Embora seja difícil atribuir eventos de chuva específicos às mudanças climáticas, os especialistas dizem que sabem o suficiente sobre como o aquecimento da atmosfera e o aquecimento dos oceanos afetam as chuvas para reconhecer tendências.

“Não estamos dizendo que o aquecimento do nosso clima causou essas inundações este ano, no ano passado”, disse Shel Winkley, meteorologista-chefe da Climate Central, à Texas Public Radio. A fonte. “Mas entendemos como isso torna isso mais provável, com mais frequência.”

Uma atmosfera mais quente, por exemplo, aumenta o risco de precipitação extrema porque o ar mais quente retém mais humidade, o que pode levar a cerca de 4% mais precipitação para cada grau de ar mais quente, disse Winkley.

Num relatório de 2024, o Gabinete do Climatologista do Estado do Texas observou que o Texas já registou um aumento de até 15% nas chuvas extremas neste século em relação à última parte do século passado.

As inundações da semana passada afetaram muitas das mesmas áreas que as inundações de 4 de julho de 2025, incluindo Kerrville, Texas. (Patrícia Lim | Notícias KUT)

Esse relatório previu um aumento de 20% na frequência dessas tempestades até 2036, duplicando a probabilidade anterior de chuvas extremas.

O mesmo relatório concluiu que o aumento das chuvas contribuiria para um aumento de 10% a 15% nas inundações urbanas, potencialmente duplicando o risco de inundações do século passado.

As temperaturas dos oceanos, mais quentes devido à poluição que retém o calor, também contribuem para tempestades mais fortes.

“Neste momento, o Golfo do México, mesmo para os padrões de Julho, está acima da média”, disse Winkley. “Um oceano mais quente poderia permitir mais evaporação e mais chuva geradora de umidade.”

Nenhum desses ingredientes garante mais precipitação, mas quando estão nas condições climáticas certas, realmente pioram a precipitação.

Essas condições climáticas estavam em vigor na semana passada.

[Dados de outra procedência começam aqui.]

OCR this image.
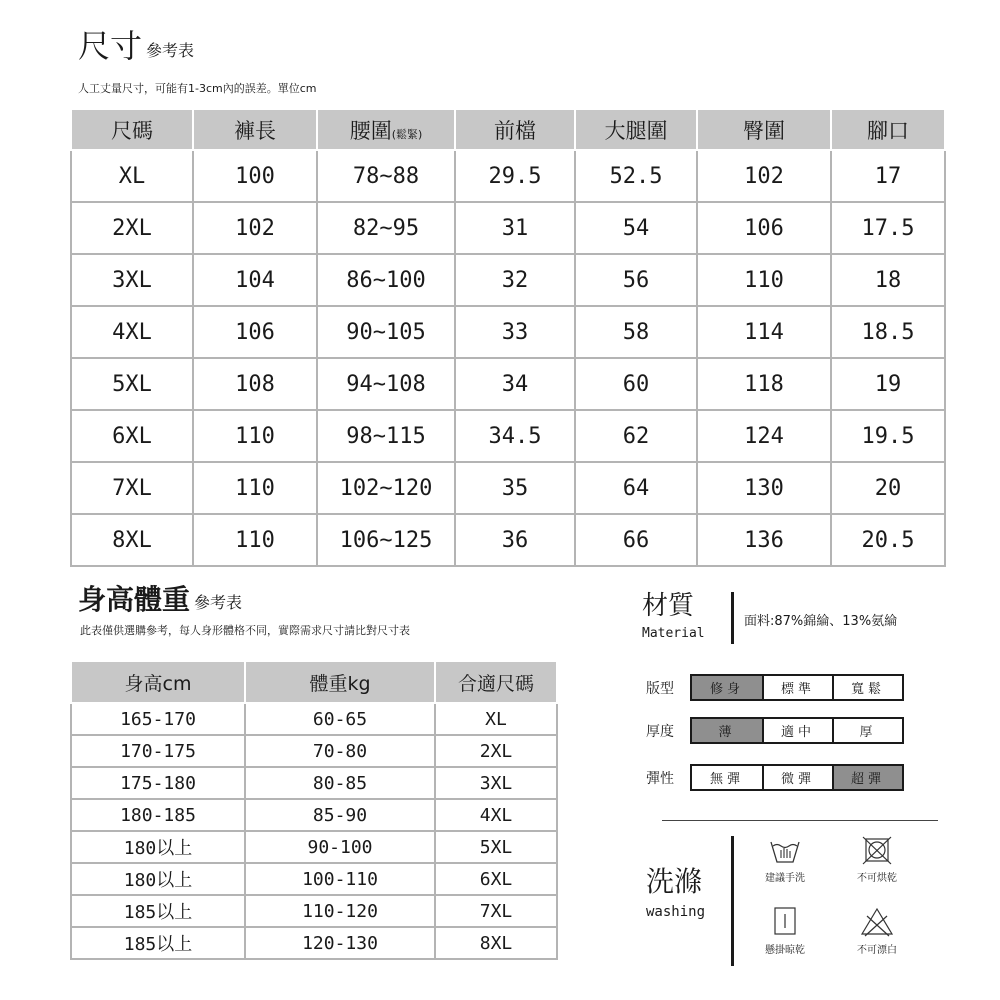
尺寸 參考表
人工丈量尺寸，可能有1-3cm內的誤差。單位cm
尺碼	褲長	腰圍(鬆緊)	前檔	大腿圍	臀圍	腳口
XL	100	78~88	29.5	52.5	102	17
2XL	102	82~95	31	54	106	17.5
3XL	104	86~100	32	56	110	18
4XL	106	90~105	33	58	114	18.5
5XL	108	94~108	34	60	118	19
6XL	110	98~115	34.5	62	124	19.5
7XL	110	102~120	35	64	130	20
8XL	110	106~125	36	66	136	20.5
身高體重 參考表
此表僅供選購參考，每人身形體格不同，實際需求尺寸請比對尺寸表
身高cm	體重kg	合適尺碼
165-170	60-65	XL
170-175	70-80	2XL
175-180	80-85	3XL
180-185	85-90	4XL
180以上	90-100	5XL
180以上	100-110	6XL
185以上	110-120	7XL
185以上	120-130	8XL
材質
Material
面料:87%錦綸、13%氨綸
版型	修身	標準	寬鬆
厚度	薄	適中	厚
彈性	無彈	微彈	超彈
洗滌
washing
建議手洗	不可烘乾
懸掛晾乾	不可漂白
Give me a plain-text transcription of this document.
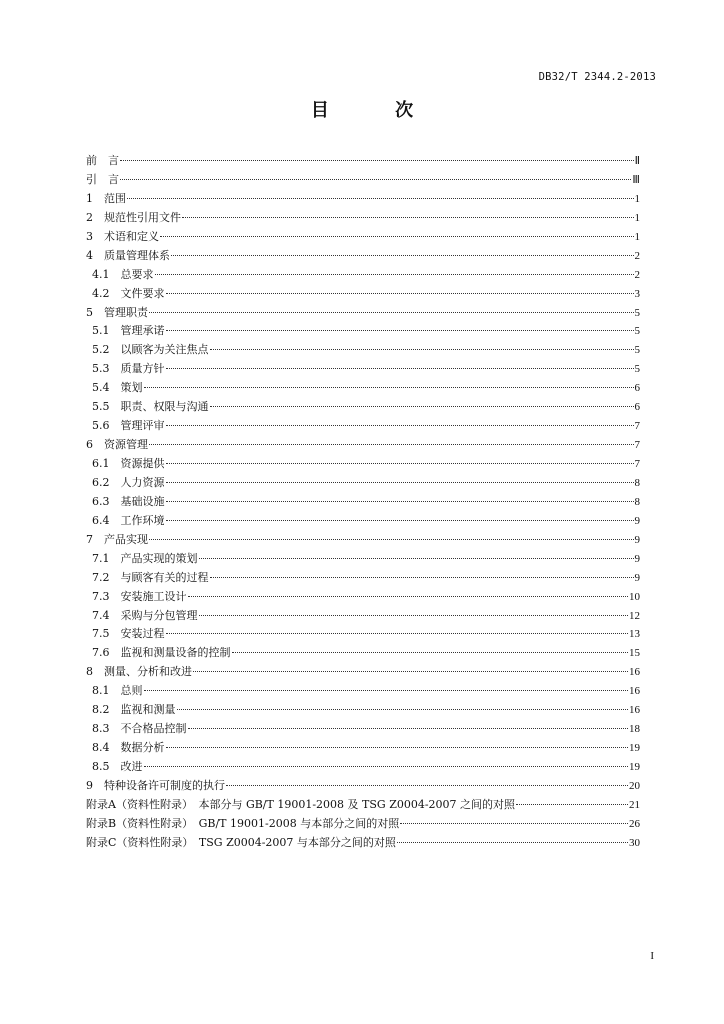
DB32/T 2344.2-2013
目 次
前　言	Ⅱ
引　言	Ⅲ
1　范围	1
2　规范性引用文件	1
3　术语和定义	1
4　质量管理体系	2
4.1　总要求	2
4.2　文件要求	3
5　管理职责	5
5.1　管理承诺	5
5.2　以顾客为关注焦点	5
5.3　质量方针	5
5.4　策划	6
5.5　职责、权限与沟通	6
5.6　管理评审	7
6　资源管理	7
6.1　资源提供	7
6.2　人力资源	8
6.3　基础设施	8
6.4　工作环境	9
7　产品实现	9
7.1　产品实现的策划	9
7.2　与顾客有关的过程	9
7.3　安装施工设计	10
7.4　采购与分包管理	12
7.5　安装过程	13
7.6　监视和测量设备的控制	15
8　测量、分析和改进	16
8.1　总则	16
8.2　监视和测量	16
8.3　不合格品控制	18
8.4　数据分析	19
8.5　改进	19
9　特种设备许可制度的执行	20
附录A（资料性附录）　本部分与 GB/T 19001-2008 及 TSG Z0004-2007 之间的对照	21
附录B（资料性附录）　GB/T 19001-2008 与本部分之间的对照	26
附录C（资料性附录）　TSG Z0004-2007 与本部分之间的对照	30
I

As chuvas geralmente fortes são retidas no Golfo nos verões do Texas por uma área de ar mais quente na alta atmosfera, às vezes chamada de “capa”.

Bob Fogarty, meteorologista do Serviço Meteorológico Nacional em New Braunfels, disse que a tampa evita que o ar mais quente e úmido que sopra da baía suba e produza chuva.

Mas, disse Fogarty, antes das tempestades da semana passada, uma perturbação na atmosfera superior “retirou a tampa”.

“Porque o ar estava tão úmido que produziu chuvas muito fortes”, disse ele. “O nível de umidade estava excepcionalmente alto para esta época do ano e quando chovia chovia muito.